Pachyderm has been acquired by Hewlett Packard Enterprise - Learn more

Pachyderm 2.2 Release

We’re excited to announce the 2.2 release of Pachyderm with several improvements around pipeline debugging. We’ve also made it easier to backup and restore Pachyderm clusters with a new Pachctl command. Lastly, we’ve released several performance fixes and enhancements.

Pipeline Debugging 

We’ve included a host of enhancements to make pipeline debugging faster and easier including:

  • More intuitive and informative job details Console view:
    • New side panel provides a more compact and easier to read job summary.
    • Additional transform details provide better insights into user defined code which in turn allows more effective debugging and remediation.
    • An interactive (expandable/collapsable) view of the YAML to allow easier navigation within a pipeline spec.
    • Streamlined debugging within Console through an intuitive Global ID filter which visually highlights the relationship of your DAG’s commits and pipeline jobs.
  • A new view in Console that makes it easy to see which files are new or changed between commits 
  • The ability to view the Docker image SHA on datums for better lineage tracking 
  • We’ve exposed join_on and group_by as environment variables on pipeline jobs

Backup and Restore 

To make backing up and restoring Pachyderm easier we now provide a Pachctl command for pausing and unpausing Pachyderm clusters. Pause/unpause via Pactctl is an Enterprise Edition Feature. For more in information please see our documentation

Performance Fixes & Enhancements

A variety of performance fixes and enhancements are included in 2.2. Changes include:

  • Content-defined chunking is now decoupled from file batching. This generally enables more files to be copied by reference during copy file and compaction.
  • The concat step during compaction is now purely a metadata operation.

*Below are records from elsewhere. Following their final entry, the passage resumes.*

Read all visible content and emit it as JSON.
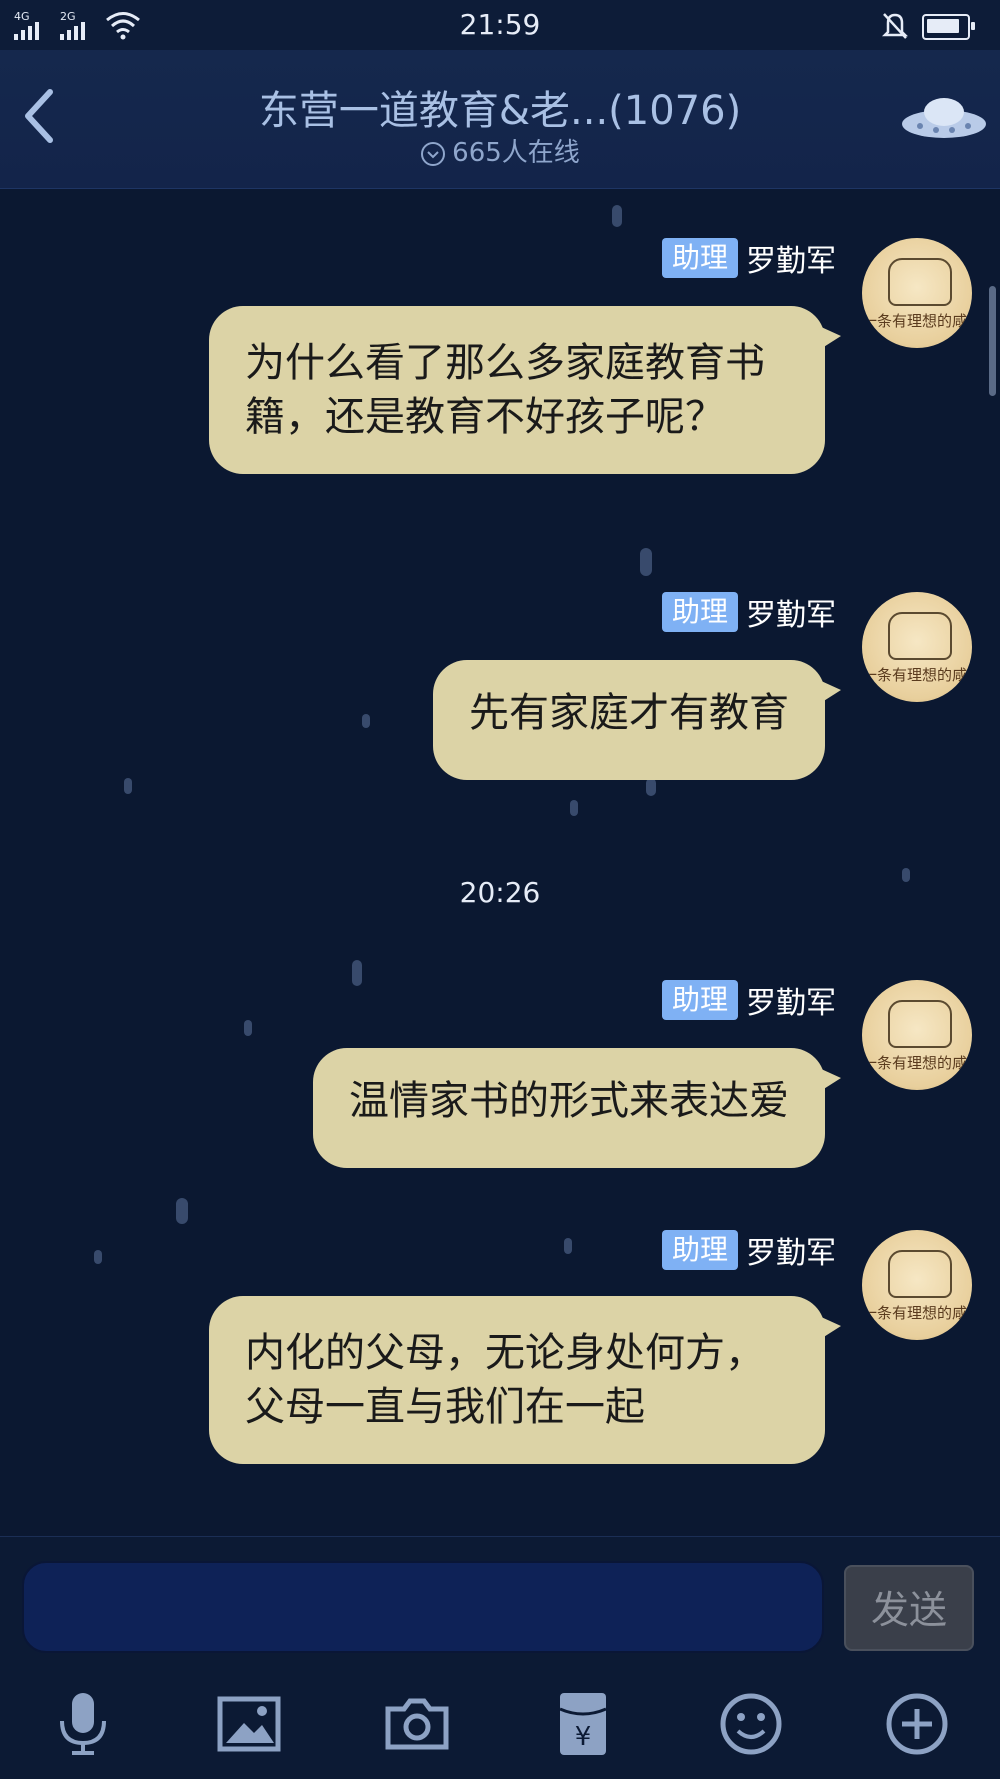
{
  "status": {
    "net1": "4G",
    "net2": "2G",
    "time": "21:59",
    "battery_level": 0.85
  },
  "header": {
    "title": "东营一道教育&老...(1076)",
    "online": "665人在线"
  },
  "messages": [
    {
      "tag": "助理",
      "sender": "罗勤军",
      "avatar_caption": "一条有理想的咸鱼",
      "text": "为什么看了那么多家庭教育书籍，还是教育不好孩子呢？"
    },
    {
      "tag": "助理",
      "sender": "罗勤军",
      "avatar_caption": "一条有理想的咸鱼",
      "text": "先有家庭才有教育"
    },
    {
      "tag": "助理",
      "sender": "罗勤军",
      "avatar_caption": "一条有理想的咸鱼",
      "text": "温情家书的形式来表达爱"
    },
    {
      "tag": "助理",
      "sender": "罗勤军",
      "avatar_caption": "一条有理想的咸鱼",
      "text": "内化的父母，无论身处何方，父母一直与我们在一起"
    }
  ],
  "timestamp": "20:26",
  "input": {
    "value": "",
    "send_label": "发送"
  },
  "toolbar": [
    "mic-icon",
    "image-icon",
    "camera-icon",
    "red-packet-icon",
    "emoji-icon",
    "plus-icon"
  ],
  "colors": {
    "background": "#0b1831",
    "bubble": "#dcd3a6",
    "tag": "#7fb1f4",
    "header": "#15284d"
  }
}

It used to require rewriting of data proportional to the total volume of data.
  • All compaction tasks now run through the task service, which offloads work from the PFS master. 
  • Added a compaction task cache which allows recovery of compaction work when transient errors occur during compaction.

Pachyderm 1.13 EOL & Docker Hub Updates

To give customers more time to migrate from Pachyderm 1.x to 2.x we’re going to continue to support 1.13 through the 2.2 release. If you’ve not already started planning your 2.x migration please contact Pachyderm.

This is notice that we’ll be removing unsupported images from Docker Hub starting on May 26th. This includes any Pachyderm versions earlier than 1.13.